胡先生有自己着整整一间屋子的书阁,上可至仙灵十四州的通文轶事,下至大舜诸地的坊间传说。有阳春白雪文赋诗辞,也有下里巴人俚语俗话。白楚泽这些年没少往那书阁里跑,虽然自己的师傅看起来像是个经营着面具店又不卖的怪店主,可谁知道师傅暗地里又是个藏书万卷的文人呢?
甚至,他的师傅可能还有更厉害的本事,尤其是在浣纱河那次......
白楚泽很聪明地没有提起那天的事情,而胡先生也有意避开不再谈论。谁都有自己的秘密,而且白楚泽也相信胡先生是那种没有恶意的人。
“你是说哪篇诗你没有见过?”胡先生面带笑意,他每次都是这般笑盈盈地与人说话,让人觉得亲切。

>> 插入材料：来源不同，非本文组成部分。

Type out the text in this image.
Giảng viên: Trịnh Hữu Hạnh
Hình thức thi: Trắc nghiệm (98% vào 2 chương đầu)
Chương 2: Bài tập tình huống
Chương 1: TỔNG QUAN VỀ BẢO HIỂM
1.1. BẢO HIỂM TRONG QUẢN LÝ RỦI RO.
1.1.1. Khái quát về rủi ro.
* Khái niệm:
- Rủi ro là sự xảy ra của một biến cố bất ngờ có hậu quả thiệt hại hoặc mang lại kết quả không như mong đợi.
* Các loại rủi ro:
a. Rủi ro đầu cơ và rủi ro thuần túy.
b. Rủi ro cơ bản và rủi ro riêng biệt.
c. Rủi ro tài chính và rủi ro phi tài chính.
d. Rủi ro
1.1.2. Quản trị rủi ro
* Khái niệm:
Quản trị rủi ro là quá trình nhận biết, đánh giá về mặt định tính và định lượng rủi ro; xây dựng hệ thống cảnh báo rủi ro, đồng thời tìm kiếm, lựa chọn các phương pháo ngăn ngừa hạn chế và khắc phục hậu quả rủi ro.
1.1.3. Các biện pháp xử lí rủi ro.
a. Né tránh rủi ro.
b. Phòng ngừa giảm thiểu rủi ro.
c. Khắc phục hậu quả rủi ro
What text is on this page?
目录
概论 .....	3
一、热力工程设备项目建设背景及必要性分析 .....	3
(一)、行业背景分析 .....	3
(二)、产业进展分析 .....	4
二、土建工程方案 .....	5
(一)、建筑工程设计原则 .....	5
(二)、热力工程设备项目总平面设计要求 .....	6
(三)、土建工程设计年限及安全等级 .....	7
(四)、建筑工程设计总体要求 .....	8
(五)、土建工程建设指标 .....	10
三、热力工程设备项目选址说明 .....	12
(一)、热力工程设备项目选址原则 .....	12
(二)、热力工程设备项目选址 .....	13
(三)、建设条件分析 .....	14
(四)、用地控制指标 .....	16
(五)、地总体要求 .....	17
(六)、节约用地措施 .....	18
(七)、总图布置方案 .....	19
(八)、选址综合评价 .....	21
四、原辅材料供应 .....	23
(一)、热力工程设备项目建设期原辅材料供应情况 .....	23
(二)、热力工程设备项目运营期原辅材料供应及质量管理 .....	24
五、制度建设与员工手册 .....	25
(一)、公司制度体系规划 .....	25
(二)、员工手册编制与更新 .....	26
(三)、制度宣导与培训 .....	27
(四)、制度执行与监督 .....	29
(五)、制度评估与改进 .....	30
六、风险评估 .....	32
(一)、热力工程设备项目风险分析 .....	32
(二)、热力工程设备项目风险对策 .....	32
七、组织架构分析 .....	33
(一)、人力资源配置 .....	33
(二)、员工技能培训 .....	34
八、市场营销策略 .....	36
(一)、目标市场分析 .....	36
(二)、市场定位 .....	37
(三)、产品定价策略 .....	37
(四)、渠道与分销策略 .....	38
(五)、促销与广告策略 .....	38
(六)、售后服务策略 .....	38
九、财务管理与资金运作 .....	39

“就这个呀。”白楚泽指着自己翻到的那一页,“初雪霜又至,心老故人回。这也不像是莫夫子那般恣意张狂的人能写出来的。”
“恣意张狂?”胡先生哭笑不得。
“是师傅说的恣意张狂。”
“莫夫子前半生确实是恣意张狂,不屑与俗流相融。”胡先生弹了一下白楚泽的额头,“可这人,总要随着时间来改变自己的,人这一生,少年是志,成年是情,而暮年,则是愁。莫夫子志在四方,要名扬天下,甚至要自己探寻那登仙之路。但穷极一生,他才明白刚极必折,所以暮年的莫夫子方才收敛了自己的那份张狂,所写诗篇也是笔调简单,却又深藏愁思。”
“可放眼整个文集,倒是没看到莫夫子这样的诗篇啊。”
“莫夫子老年写的那些没有外传......”
胡先生忽然不说了。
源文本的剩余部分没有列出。